No AI summary yet for this case.
Income Tax Appellate Tribunal, MUMBAI BENCH “B”, MUMBAI
Before: SHRI VIKAS AWASTHY & SHRI GAGAN GOYAL
Appellant by : Sh. Sunil G. Rohra / J.K. Chavan, AR Respondent by : Sh. Chetan M. Kacha, Sr.DR Date of hearing : 26/09/2022 Date of pronouncement : 23/12/2022 ORDER PER GAGAN GOYAL, A.M: This appeal by assessee is directed against the order of Commissioner of Income Tax (Appeals)-42, Mumbai [for short ‘CIT(A)’] passed under section 143(3) of the Income Tax Act, 1961 [for short ‘the Act’] vide order dated 12.08.2016 for Assessment Year (AY) 2013-14. The assessee has raised the following grounds of appeal:
4) On the facts and in the circumstances of the case & in law the learned Assessing Officer has erred in ignoring and the learned CIT(A) has erred in confirming the non consideration of form 26A u/r 31 ACB and the certificate of account in annexure A as provided u/s. 201(1) of the Act filed on record and in not holding that provisions of section 40 (a)(ia) as amended are applicable to the appellant on account of the trade discount and share of commission amounting to Rs 1022888/- allowed/paid to VAV Air conditioning by the appellant "
Brief facts of the case are that assessee originally filed the appeal before ITAT vide on 06-09-2019, the same was heard on 14.05.2019.
In ground of appeals raised by assessee, total 4 grounds were there out of those initial three grounds were duly adjudicated by the bench in favour of assessee. As the ground no.4 was left without adjudication, assessee filed MA to get decision on ground no.4 also. This MA of assessee allowed vides MA No. 506/Mum/2019 vide order dated 15-07-2022. The present appeal before us is limited to the extent of adjudication of ground no.4.
4. We have gone through the order of AO, order of Ld.CIT (A) and submissions of the assessee. With reference to ground no.4 we observed that there was an amendment by Finance Act 2012 in sec 201(1A) by which first proviso has been inserted under the said section. Sec 40(a) (ia) was also amended and second proviso was inserted in the said section by Finance Act 2012. The cumulative effect of both the amendments is if the assessee had filed necessary declaration in form no. 26A and declaration in annexure. A, the concerned assessee who had not deducted TDS on the related payments will not be considered as assessee in default. In consequence to this the impact of sec 40(a) (ia) r.w. second proviso no disallowance can be made and expenditure of Rs.10, 22,888/- is to be allowed fully.
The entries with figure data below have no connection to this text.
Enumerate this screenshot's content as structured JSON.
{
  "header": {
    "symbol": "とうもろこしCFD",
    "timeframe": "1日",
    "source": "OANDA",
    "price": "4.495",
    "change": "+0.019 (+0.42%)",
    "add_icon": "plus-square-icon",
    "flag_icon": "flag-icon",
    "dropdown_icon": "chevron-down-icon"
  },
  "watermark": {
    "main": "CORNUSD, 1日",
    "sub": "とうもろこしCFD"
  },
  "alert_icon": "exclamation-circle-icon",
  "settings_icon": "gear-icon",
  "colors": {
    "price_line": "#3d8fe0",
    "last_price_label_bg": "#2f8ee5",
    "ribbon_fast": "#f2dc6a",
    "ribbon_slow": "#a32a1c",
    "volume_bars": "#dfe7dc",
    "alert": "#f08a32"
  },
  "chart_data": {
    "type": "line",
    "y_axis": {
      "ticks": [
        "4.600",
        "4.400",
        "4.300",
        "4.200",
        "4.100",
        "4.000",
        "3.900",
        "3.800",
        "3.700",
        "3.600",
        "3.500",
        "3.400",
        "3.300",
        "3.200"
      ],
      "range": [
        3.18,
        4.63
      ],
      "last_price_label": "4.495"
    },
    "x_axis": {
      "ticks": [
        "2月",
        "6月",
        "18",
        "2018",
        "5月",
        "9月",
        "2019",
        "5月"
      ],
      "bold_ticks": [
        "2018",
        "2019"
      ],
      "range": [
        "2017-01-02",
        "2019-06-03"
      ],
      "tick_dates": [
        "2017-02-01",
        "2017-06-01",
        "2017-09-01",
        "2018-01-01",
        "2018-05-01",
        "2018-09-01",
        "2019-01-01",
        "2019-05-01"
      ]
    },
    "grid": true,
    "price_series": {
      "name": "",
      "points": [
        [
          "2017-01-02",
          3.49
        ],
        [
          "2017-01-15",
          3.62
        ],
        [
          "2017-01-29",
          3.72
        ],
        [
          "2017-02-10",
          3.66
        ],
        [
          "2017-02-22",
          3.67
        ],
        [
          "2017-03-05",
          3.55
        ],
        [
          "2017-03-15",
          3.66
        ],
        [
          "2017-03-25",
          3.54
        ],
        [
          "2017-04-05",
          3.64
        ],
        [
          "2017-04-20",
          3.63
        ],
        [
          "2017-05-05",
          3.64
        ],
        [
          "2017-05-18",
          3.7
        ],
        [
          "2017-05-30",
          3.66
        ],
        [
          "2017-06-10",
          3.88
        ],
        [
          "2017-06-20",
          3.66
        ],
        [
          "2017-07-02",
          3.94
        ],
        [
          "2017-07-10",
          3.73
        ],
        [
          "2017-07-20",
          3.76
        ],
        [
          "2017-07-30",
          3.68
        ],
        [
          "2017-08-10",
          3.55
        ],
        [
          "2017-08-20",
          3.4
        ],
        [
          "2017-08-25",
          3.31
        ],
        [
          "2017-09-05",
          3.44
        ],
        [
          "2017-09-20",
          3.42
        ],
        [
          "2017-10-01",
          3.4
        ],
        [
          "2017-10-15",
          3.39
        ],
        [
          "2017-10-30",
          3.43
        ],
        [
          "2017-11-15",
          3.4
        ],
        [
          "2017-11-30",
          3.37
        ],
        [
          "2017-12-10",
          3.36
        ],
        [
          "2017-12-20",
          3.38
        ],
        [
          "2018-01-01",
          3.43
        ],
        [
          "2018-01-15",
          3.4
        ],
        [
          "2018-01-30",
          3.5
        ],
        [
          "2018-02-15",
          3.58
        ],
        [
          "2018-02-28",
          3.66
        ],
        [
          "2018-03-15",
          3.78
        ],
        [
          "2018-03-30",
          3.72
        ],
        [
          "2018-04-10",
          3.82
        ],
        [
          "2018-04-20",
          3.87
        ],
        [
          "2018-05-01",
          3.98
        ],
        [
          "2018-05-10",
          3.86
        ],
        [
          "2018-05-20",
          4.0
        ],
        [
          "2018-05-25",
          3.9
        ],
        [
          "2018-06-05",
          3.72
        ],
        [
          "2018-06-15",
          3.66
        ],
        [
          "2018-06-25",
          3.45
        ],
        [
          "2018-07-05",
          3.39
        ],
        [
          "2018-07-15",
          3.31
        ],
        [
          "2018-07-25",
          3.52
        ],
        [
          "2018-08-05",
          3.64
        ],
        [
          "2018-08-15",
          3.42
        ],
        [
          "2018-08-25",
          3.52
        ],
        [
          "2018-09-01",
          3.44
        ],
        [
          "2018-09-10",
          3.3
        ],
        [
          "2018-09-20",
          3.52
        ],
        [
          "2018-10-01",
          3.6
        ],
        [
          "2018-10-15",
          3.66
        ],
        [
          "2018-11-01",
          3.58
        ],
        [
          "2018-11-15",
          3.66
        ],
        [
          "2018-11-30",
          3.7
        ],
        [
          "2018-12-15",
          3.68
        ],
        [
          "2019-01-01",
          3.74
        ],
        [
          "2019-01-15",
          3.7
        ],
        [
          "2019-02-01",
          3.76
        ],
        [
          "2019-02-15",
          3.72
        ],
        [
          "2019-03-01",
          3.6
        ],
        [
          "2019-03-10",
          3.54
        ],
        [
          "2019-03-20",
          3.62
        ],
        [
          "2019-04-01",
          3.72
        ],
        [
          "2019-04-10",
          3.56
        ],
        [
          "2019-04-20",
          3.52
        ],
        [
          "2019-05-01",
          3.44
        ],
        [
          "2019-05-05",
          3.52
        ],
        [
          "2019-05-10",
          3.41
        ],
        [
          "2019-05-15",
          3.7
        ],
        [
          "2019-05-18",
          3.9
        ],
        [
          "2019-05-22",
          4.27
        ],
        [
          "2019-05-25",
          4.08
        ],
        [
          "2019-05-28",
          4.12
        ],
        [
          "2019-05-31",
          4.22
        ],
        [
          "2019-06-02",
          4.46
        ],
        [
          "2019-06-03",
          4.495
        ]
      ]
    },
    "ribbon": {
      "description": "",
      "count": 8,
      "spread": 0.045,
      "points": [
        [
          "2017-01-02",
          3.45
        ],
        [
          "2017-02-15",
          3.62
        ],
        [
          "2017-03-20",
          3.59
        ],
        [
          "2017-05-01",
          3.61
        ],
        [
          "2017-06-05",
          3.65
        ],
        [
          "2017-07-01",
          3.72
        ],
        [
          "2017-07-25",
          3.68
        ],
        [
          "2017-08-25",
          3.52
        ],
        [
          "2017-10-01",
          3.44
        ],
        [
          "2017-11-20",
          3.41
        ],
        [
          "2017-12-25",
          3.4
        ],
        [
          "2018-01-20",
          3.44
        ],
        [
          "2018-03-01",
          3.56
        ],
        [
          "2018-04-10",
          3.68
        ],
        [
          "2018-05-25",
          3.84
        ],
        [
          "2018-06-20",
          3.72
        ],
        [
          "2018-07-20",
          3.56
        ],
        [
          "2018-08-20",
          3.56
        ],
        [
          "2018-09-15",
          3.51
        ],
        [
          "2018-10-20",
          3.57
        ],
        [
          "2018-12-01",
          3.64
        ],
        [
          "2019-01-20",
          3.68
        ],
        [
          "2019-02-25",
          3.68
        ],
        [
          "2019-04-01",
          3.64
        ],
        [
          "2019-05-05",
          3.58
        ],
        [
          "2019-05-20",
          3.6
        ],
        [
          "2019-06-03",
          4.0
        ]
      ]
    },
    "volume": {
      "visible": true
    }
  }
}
5. To strengthen our view we found support from the decision of honourable jurisdictional High court in the case of PCIT Vs Perfect Circle India Pvt. Ltd. relevant extracts of the decisions is reproduced herein below as under: "It is not necessary to record background facts since the question of law raised by the Revenue is whether the second proviso to Section 40(a) (ia) of the Income Tax Act, 1961 ("the Act" for short) would have retrospective effect. We may notice that the said proviso was inserted w.e.f 1.4.2013 and in essence, it provides that where on assessee fails to deduct whole or any part of the tax at source but is not deemed to be an assessee in default under the first proviso to Section 201(1), then for the purpose of clause 40(a) (la), it shall be deemed that the assessee has deducted and paid the tax on such sum on the date of furnishing of return of income by the payee. The Revenue would content that the benefit of this proviso would be available to the assessee only prospectively wef 1.4.2013. Various Courts, however, have seen this proviso as beneficial to the assessee and curative in nature. The leading judgment on this point was of the Division Bench of Delhi Court in the case of CIT Vs. Ansal Land Mark Township P Ltd, (2015) 377 ITR 635 (Delhi). The Court held that Section 40(a)(ia) is not a penalty and insertion of second proviso is declaratory and curative in nature and would have retrospective effect form 1.4.2005 i.e., the date from the main proviso 40(a)(ia) itself was inserted. Several High Courts have adopted the same lines. We may also note that the Supreme Court in the case of Hindustan Coca Cola Beverages P Ltd Vs. CIT, [2007] 293 ITR 226 (SC), even in absence of second proviso to Section 40(a)(ia) had noticed that the payee had already paid the tax. Under such circumstances, the Court held that the payer/deductor can at best be asked to pay the interest on delay in depositing tax.”
6. In view of the above decision of honourable jurisdictional High court ground no.4 raised by the assessee is allowed and AO. Is directed to allow the expense claimed by the assessee fully.
In the result, appeal filed by the assessee is allowed. Order pronounced in the open court on 23rd day of December, 2022.